When the keep gate has an activity of 1 (is turned on), the self connection has weight one and the memory cell writes its contents into itself. When the keep gate outputs a zero, the memory cells value gets multiplied by zero. Hence, it forgets its previous contents. The write gate allows the rest of the neural net to write into the memory cell when it outputs a 1 while the read gate allows the rest of the neural net to read from the memory cell when it outputs a 1.
So how exactly does this force a constant error flow through time to locally protect against exploding and vanishing gradients? To visualize this, let’s unroll the LSTM unit through time:
Unrolling the LSTM unit through the time domain
At first, the keep gate is set to 0 and the write gate is set to 1, which places 4.2 into the memory cell. This value is retained in the memory cell by a subsequent keep value of 1 and protected from read/write by values of 0. Finally, the cell is read and then cleared. Now we try to follow the backpropagation from the point of loading 4.2 into the memory cell to the point of reading 4.2 from the cell and its subsequent clearing. We realize that due to the linear nature of the memory neuron, the error derivative that we receive from the read point backpropagates with negligible change until the write point because the weights of the connections connecting the memory cell through all the time layers have weights approximately equal to 1 (approximate because of the logistic output of the keep gate). As a result, we can locally preserve the error derivatives over hundreds of steps without having to worry about exploding or vanishing gradients.
In the video below, you can see LSTMs in action, successfully reading cursive handwriting (research work done and video created by Alex Graves).
- Row 1: Shows when the letters are recognized
- Row 2: Shows the states of some of the memory cells (Notice how they get reset when a character is recognized!)
- Row 3: Shows the writing as it’s being analyzed by the LSTM RNN
- Row 4: Shows the gradient backpropagated to the inputs from the most active character of the upper soft-max layer. Helpful for analyzing which data points are providing the most influence on your current decision for the character.

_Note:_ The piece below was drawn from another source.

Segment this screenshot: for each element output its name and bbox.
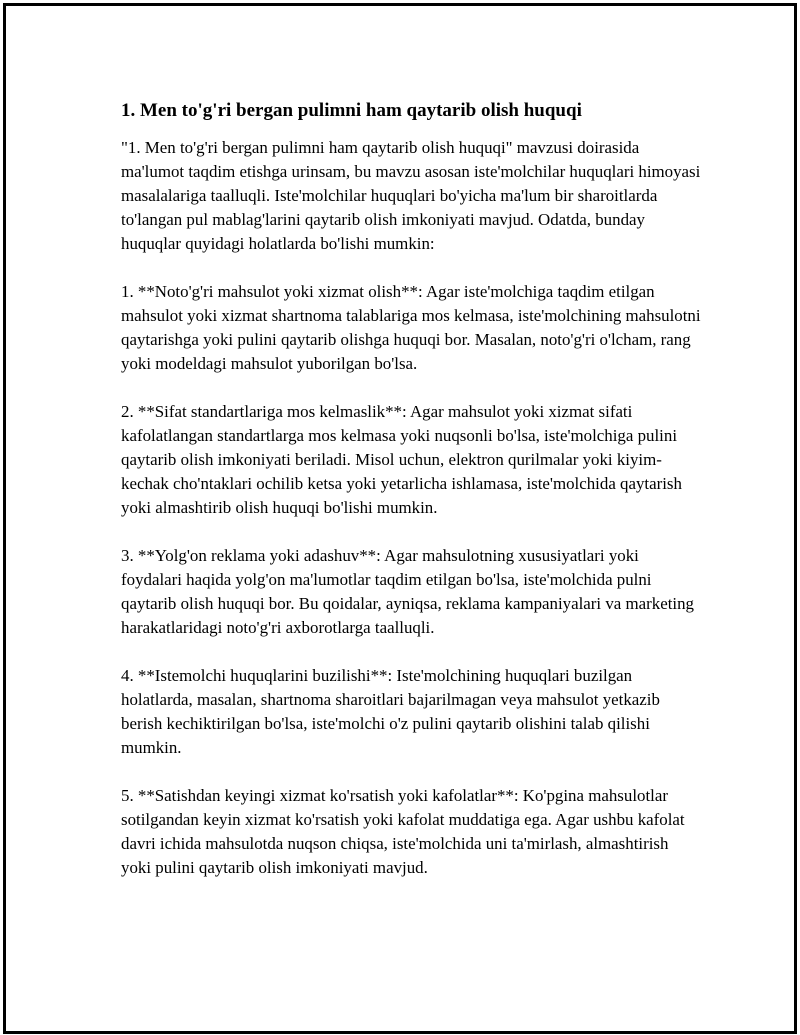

The LSTM RNN does quite well, and it’s been applied in lots of other places as well. Deep architectures for LSTM RNNs have also been used for data compression.If you are interested in diving deeper, check out this paper.
Another approach to improve training of RNNs is to use optimizers that can deal with exploding and vanishing gradients (called 2nd order optimizers, or Hessian-free optimizers). They try to detect directions with a small gradient, but even smaller curvature.
A third approach involves a very careful initialization of the weights in hopes that it will allow us to avoid the problem of exploding and vanishing gradients in the first place (e.g. echo state networks and momentum based approaches).
The LSTM RNN architecture is one of the most successful neural network architectures for various applications in natural language processing and speech transcription.